Selon lui, plus de 3 000 objets guinéens ont déjà été identifiés dans des musées et institutions de recherche en France et en Allemagne, dont près de 2 000 au Musée du Quai Branly à Paris.

Il a expliqué que ce projet vise notamment à constituer une base de données stratégique destinée à préparer les futures démarches officielles de restitution des biens culturels guinéens.

Le Ministre de la Culture, du Tourisme et de l’Artisanat, Moussa Moïse Sylla a, quant à lui, présenté les musées comme des espaces de réconciliation nationale, de dialogue entre les générations et de cohésion entre les peuples.

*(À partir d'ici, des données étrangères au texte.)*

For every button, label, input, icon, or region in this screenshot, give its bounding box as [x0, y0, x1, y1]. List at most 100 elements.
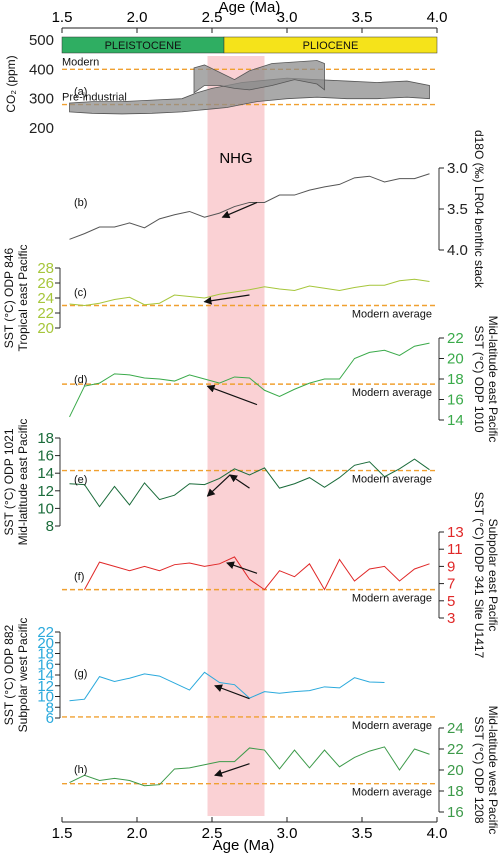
y-tick-label-d-3: 20 [447, 351, 464, 368]
y-tick-label-h-3: 22 [447, 741, 464, 758]
co2-band-1 [193, 60, 325, 94]
trend-arrow-e-1 [206, 474, 231, 497]
reference-label-a-0: Modern [62, 56, 99, 68]
y-tick-label-g-6: 18 [37, 646, 54, 663]
top-x-tick-label-5: 4.0 [427, 9, 448, 26]
epoch-label-pliocene: PLIOCENE [303, 40, 359, 52]
reference-label-d-0: Modern average [352, 387, 432, 399]
y-tick-label-e-1: 10 [37, 500, 54, 517]
reference-label-c-0: Modern average [352, 309, 432, 321]
trend-arrow-f-0 [226, 561, 258, 574]
y-tick-label-f-1: 5 [447, 593, 455, 610]
epoch-label-pleistocene: PLEISTOCENE [105, 40, 182, 52]
y-axis-subtitle-h: Mid-latitude west Pacific [486, 706, 500, 835]
y-tick-label-e-2: 12 [37, 483, 54, 500]
reference-label-f-0: Modern average [352, 593, 432, 605]
y-axis-subtitle-g: Subpolar west Pacific [16, 618, 30, 733]
trend-arrow-d-0 [206, 384, 258, 406]
epoch-bar-pliocene [223, 36, 438, 54]
bottom-x-tick-label-2: 2.5 [202, 825, 223, 842]
panel-label-b: (b) [74, 197, 87, 209]
y-tick-label-g-2: 10 [37, 689, 54, 706]
panel-label-e: (e) [74, 474, 87, 486]
y-tick-label-h-1: 18 [447, 783, 464, 800]
y-axis-subtitle-c: Tropical east Pacific [16, 245, 30, 352]
series-line-h-0 [69, 746, 430, 787]
y-tick-label-g-4: 14 [37, 667, 54, 684]
y-tick-label-c-4: 28 [37, 260, 54, 277]
trend-arrow-h-0 [214, 763, 250, 777]
y-tick-label-e-5: 18 [37, 430, 54, 447]
series-line-b-0 [69, 173, 430, 240]
y-tick-label-b-0: 3.0 [447, 160, 468, 177]
nhg-band [207, 56, 265, 816]
co2-band-0 [69, 77, 430, 115]
reference-label-h-0: Modern average [352, 787, 432, 799]
series-line-e-0 [69, 458, 430, 508]
series-line-c-0 [69, 278, 430, 307]
top-x-axis-title: Age (Ma) [219, 0, 281, 16]
bottom-x-tick-label-1: 2.0 [127, 825, 148, 842]
y-tick-label-g-7: 20 [37, 635, 54, 652]
y-axis-title-h: SST (°C) ODP 1208 [472, 716, 486, 823]
y-tick-label-b-1: 3.5 [447, 201, 468, 218]
panel-label-d: (d) [74, 374, 87, 386]
y-axis-title-d: SST (°C) ODP 1010 [472, 325, 486, 432]
bottom-x-tick-label-0: 1.5 [52, 825, 73, 842]
y-axis-subtitle-f: Subpolar east Pacific [486, 519, 500, 632]
y-tick-label-e-3: 14 [37, 465, 54, 482]
y-tick-label-f-2: 7 [447, 576, 455, 593]
series-line-d-0 [69, 342, 430, 418]
top-x-tick-label-1: 2.0 [127, 9, 148, 26]
y-axis-title-a: CO₂ (ppm) [4, 55, 18, 112]
y-tick-label-c-1: 22 [37, 305, 54, 322]
y-tick-label-b-2: 4.0 [447, 242, 468, 259]
y-tick-label-c-2: 24 [37, 290, 54, 307]
y-tick-label-g-8: 22 [37, 624, 54, 641]
trend-arrow-c-0 [203, 294, 250, 305]
y-tick-label-g-0: 6 [46, 710, 54, 727]
y-axis-title-e: SST (°C) ODP 1021 [2, 428, 16, 535]
top-x-tick-label-4: 3.5 [352, 9, 373, 26]
y-tick-label-d-0: 14 [447, 412, 464, 429]
reference-label-e-0: Modern average [352, 474, 432, 486]
panel-label-h: (h) [74, 764, 87, 776]
y-axis-title-b: d18O (‰) LR04 benthic stack [472, 130, 486, 289]
panel-label-c: (c) [74, 287, 87, 299]
series-line-f-0 [84, 556, 430, 591]
y-tick-label-c-3: 26 [37, 275, 54, 292]
bottom-x-axis-title: Age (Ma) [213, 837, 275, 853]
y-axis-subtitle-d: Mid-latitude east Pacific [486, 316, 500, 443]
panel-label-f: (f) [74, 571, 84, 583]
panel-label-g: (g) [74, 668, 87, 680]
nhg-label: NHG [219, 150, 252, 167]
y-tick-label-e-0: 8 [46, 518, 54, 535]
y-tick-label-h-2: 20 [447, 762, 464, 779]
y-tick-label-a-2: 400 [29, 61, 54, 78]
y-tick-label-h-0: 16 [447, 804, 464, 821]
y-tick-label-g-3: 12 [37, 678, 54, 695]
y-tick-label-f-0: 3 [447, 610, 455, 627]
y-tick-label-f-5: 13 [447, 524, 464, 541]
y-tick-label-g-1: 8 [46, 699, 54, 716]
reference-label-a-1: Pre-industrial [62, 92, 127, 104]
y-tick-label-a-1: 300 [29, 91, 54, 108]
series-line-g-0 [69, 671, 385, 702]
y-axis-title-c: SST (°C) ODP 846 [2, 247, 16, 348]
bottom-x-tick-label-4: 3.5 [352, 825, 373, 842]
bottom-x-tick-label-3: 3.0 [277, 825, 298, 842]
y-tick-label-e-4: 16 [37, 448, 54, 465]
y-tick-label-d-2: 18 [447, 371, 464, 388]
top-x-tick-label-2: 2.5 [202, 9, 223, 26]
y-tick-label-f-3: 9 [447, 558, 455, 575]
trend-arrow-g-0 [214, 684, 250, 700]
y-tick-label-g-5: 16 [37, 656, 54, 673]
y-tick-label-a-3: 500 [29, 32, 54, 49]
panel-label-a: (a) [74, 86, 87, 98]
trend-arrow-e-0 [229, 474, 250, 489]
y-tick-label-d-1: 16 [447, 392, 464, 409]
bottom-x-tick-label-5: 4.0 [427, 825, 448, 842]
top-x-tick-label-0: 1.5 [52, 9, 73, 26]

Le ministre a insisté sur la nécessité du retour des œuvres emblématiques guinéennes, notamment le célèbre masque Nimba, estimant que « la restitution est un acte de paix et de vérité ».

Il a aussi rappelé que la Guinée a récemment signé avec l’AFD un accord de financement de 16 millions d’euros destinés à moderniser le Musée national de Guinée, un projet présenté comme « un acte de souveraineté culturelle ».

À travers cette célébration, les autorités culturelles guinéennes ont réaffirmé leur ambition de faire du futur Musée national de Guinée un véritable carrefour interculturel, capable de préserver la mémoire nationale tout en participant activement au dialogue culturel mondial.